Sequence editing, alignment, phylogenetic reconstruction, and haplotype analysis

To identity and verify the amplified sequences, the obtained sequences were submitted to the BLASTn algorithm to check and compare with other sequences available in the GenBank databases in the National Center for Biotechnology Information- NCBI (https://blast.ncbi.nlm.nih.gov/Blast.cgi). All sequences were reassembled, edited, and aligned in MEGA X41 using the MUSCLE algorithm42 with default parameters, and then manually checked by eyes.

The phylogenetic analyses of the COI gene and the concatenated dataset (COI + ITS2) were conducted. The best-fit nucleotide substitution model of each gene fragment for phylogenetic analysis was determined using JModelTest v2.1.1043. Phylogenetic trees were reconstructed under maximum likelihood (ML) through the online portal CIPRES Science Gateway44 as implemented in RaxML-HPC2 on XSEDE45, with 1,000 bootstrapping replicates and default parameter settings. The ML tree based on the RaxML program was constructed under the GTR + CAT model for the best-fit nucleotide substitution. The resulting tree was plotted using FigTree v.1.4.4 (http://tree.bio.ed.ac.uk/software/figtree) and the tree diagram was created in Adobe Photoshop 2020. The ML analysis of the concatenated data (COI and ITS2) was done after partitioning the concatenated data with Kakusan446. For the haplotype analysis, the NEXUS format was created by DnaSP v.647 and the haplotype networks were constructed in PopArt48 using the TCS method49. Genetic divergences were examined using uncorrected p-distance as implemented in MEGA X with a bootstrap re-analysis of 1,000 pseudoreplicates.

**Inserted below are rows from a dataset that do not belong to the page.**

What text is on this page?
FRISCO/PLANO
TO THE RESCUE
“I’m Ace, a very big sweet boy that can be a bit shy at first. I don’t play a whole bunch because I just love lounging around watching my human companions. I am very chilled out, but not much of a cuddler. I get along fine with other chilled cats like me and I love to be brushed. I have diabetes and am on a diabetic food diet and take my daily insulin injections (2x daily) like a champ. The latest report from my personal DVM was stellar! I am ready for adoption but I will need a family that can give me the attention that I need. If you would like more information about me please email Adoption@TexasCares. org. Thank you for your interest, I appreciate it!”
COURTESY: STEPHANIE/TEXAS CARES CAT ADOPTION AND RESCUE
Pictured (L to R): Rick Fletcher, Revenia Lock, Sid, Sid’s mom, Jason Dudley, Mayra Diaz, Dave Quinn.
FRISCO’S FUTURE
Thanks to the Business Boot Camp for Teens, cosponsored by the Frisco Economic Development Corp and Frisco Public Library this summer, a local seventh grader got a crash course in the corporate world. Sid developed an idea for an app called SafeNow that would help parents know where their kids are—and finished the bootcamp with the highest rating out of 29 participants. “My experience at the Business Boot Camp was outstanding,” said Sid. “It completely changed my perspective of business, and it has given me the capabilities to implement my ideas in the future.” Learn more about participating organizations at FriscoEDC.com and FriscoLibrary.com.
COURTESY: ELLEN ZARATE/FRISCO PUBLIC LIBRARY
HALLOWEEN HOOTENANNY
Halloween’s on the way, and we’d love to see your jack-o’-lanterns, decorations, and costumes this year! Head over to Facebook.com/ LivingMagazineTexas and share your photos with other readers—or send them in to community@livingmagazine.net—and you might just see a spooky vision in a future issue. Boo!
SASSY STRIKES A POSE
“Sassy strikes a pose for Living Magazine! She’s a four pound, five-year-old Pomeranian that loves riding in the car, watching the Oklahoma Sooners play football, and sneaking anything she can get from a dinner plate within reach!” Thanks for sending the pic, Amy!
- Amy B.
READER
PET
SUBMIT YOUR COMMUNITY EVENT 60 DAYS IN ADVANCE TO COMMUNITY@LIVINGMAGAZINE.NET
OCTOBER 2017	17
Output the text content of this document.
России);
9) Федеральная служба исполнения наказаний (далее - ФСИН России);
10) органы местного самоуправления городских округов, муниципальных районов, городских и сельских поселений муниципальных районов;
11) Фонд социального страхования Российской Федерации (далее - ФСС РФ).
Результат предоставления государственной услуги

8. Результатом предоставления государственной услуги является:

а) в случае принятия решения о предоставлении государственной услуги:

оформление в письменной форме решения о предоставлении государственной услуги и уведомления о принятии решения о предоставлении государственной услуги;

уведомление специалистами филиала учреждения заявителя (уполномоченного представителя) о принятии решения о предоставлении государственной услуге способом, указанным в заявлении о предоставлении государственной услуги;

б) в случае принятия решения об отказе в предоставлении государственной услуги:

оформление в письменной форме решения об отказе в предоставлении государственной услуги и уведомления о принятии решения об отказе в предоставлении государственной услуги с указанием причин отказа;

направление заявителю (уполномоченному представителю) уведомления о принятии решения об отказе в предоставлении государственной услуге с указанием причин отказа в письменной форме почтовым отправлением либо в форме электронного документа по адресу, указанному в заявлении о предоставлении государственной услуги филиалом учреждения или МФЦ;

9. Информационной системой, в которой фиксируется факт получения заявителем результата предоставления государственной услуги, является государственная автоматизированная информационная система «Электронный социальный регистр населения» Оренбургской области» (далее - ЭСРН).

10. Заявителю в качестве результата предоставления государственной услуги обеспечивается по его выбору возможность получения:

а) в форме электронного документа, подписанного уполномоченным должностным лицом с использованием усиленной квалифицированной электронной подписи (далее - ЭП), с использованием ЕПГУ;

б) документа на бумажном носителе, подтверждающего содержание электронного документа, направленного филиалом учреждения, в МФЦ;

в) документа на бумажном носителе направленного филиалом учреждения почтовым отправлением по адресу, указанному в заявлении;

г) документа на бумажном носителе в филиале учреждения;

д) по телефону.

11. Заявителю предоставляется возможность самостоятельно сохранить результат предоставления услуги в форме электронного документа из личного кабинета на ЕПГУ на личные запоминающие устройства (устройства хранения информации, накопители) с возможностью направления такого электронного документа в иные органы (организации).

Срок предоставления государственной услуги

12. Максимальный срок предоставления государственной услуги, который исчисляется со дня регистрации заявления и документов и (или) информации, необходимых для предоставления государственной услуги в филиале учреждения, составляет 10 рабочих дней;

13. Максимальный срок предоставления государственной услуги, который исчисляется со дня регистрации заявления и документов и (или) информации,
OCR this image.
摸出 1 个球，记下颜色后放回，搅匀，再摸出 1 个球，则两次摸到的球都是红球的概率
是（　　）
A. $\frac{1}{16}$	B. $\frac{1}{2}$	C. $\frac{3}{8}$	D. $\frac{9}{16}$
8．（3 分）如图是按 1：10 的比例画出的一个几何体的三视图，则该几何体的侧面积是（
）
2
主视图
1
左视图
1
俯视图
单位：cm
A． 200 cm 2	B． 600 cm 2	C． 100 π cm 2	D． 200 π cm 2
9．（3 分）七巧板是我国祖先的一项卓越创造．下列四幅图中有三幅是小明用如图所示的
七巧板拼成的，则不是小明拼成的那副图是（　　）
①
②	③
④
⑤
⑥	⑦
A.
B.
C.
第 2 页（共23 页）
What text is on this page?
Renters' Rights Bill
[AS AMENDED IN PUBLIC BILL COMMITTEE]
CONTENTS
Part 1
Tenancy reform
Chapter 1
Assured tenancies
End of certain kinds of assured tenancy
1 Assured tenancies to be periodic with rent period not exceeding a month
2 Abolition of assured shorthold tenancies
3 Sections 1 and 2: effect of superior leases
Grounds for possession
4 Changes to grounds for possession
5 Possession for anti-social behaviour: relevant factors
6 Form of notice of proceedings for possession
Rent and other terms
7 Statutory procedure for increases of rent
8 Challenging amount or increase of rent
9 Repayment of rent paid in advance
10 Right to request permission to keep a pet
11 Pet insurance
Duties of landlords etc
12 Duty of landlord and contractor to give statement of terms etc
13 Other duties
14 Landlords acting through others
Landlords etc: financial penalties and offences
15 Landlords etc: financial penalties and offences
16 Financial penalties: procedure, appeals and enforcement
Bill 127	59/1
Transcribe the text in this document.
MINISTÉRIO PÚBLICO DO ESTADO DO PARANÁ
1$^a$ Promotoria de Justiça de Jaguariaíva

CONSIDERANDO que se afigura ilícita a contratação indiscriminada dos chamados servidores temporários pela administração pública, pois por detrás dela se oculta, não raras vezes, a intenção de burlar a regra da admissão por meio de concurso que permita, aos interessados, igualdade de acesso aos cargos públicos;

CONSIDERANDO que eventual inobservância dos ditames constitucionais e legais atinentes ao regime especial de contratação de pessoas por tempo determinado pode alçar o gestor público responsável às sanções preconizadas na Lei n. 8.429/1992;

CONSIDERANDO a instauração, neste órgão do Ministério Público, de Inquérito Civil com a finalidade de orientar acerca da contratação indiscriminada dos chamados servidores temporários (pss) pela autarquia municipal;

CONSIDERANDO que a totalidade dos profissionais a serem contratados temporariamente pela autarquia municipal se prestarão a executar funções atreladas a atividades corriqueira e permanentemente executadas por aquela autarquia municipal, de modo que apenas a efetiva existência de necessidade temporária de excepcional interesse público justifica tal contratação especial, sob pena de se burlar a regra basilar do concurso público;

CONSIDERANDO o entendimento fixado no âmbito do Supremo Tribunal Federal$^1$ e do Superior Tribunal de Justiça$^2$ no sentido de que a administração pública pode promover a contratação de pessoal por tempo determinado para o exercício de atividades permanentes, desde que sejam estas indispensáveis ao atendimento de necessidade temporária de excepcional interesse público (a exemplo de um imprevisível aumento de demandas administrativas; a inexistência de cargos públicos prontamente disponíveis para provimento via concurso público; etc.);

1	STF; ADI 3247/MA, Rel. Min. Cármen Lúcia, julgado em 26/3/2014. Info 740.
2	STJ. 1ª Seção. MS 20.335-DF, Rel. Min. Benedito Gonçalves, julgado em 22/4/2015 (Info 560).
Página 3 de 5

Mitochondrial and multi-locus species delimitation analyses

Molecular species delimitation using the COI sequences was performed using the ABGD20, ASAP21, bPTP22 and GMYC23 methods. The ABGD is a simple method to split a sequence alignment data set into candidate species. We used the ABGD online server with default settings, to divide the specimens into clusters (http://wwwabi.snv.jussieu.fr/public/abgd). The ASAP analysis21 was implemented in an online web server (https://bioinfo.mnhn.fr/abi/public/asap/) under Kimura (K80) model. The lowest score was considered50. The bPTP analysis was carried out using an online web server (https://species.h-its.org/) with 100,000 MCMC generations. The GMYC method is a likelihood method for delimiting species by fitting within- and between-species branching models to reconstruct gene trees. The initial Bayesian tree was constructed in the BEAST v1.10.4 package51,52. All parameter settings were configured in BEAUTi v1.8.4, while Tracer v1.6 was used to check the estimate sample size (ESS) values and run the trace file. Using the ultrametric tree produced by BEAST, the GMYC analysis was performed in the R package splits.

Multi-locus species delimitation was performed using BPP v.3.328,29 on the COI and ITS2 datasets used in the ML analysis. The molecular operational taxonomic units (MOTUs) obtained from the GMYC analysis was used as the input as this analysis yielded the highest number of MOTUs, except for one MOTU for which no ITS2 sequence was available and so this MOTU was omitted from the analysis. The joint Bayesian species delimitations and species tree estimations28,53,54 were used, and three analyses (A-C) with different population size (estimated by θ) and divergence time (τ0) priors were performed, using the same settings and priors as in Martinsson and Erséus (2018)55 and Martinsson et al., (2020)32 (A: θ = 2, 400, τ0 = 2, 200; B: θ = 2, 1000, τ0 = 2, 200; C: θ = 2, 2000, τ0 = 2, 200). Each analysis was run for 200,000 generations, discarding the first 4,000 as burn-in, and all analyses were performed three times to confirm consistency between runs. We considered the species delimited with a PP (posterior probability) > 0.95 in all analyses to be well supported.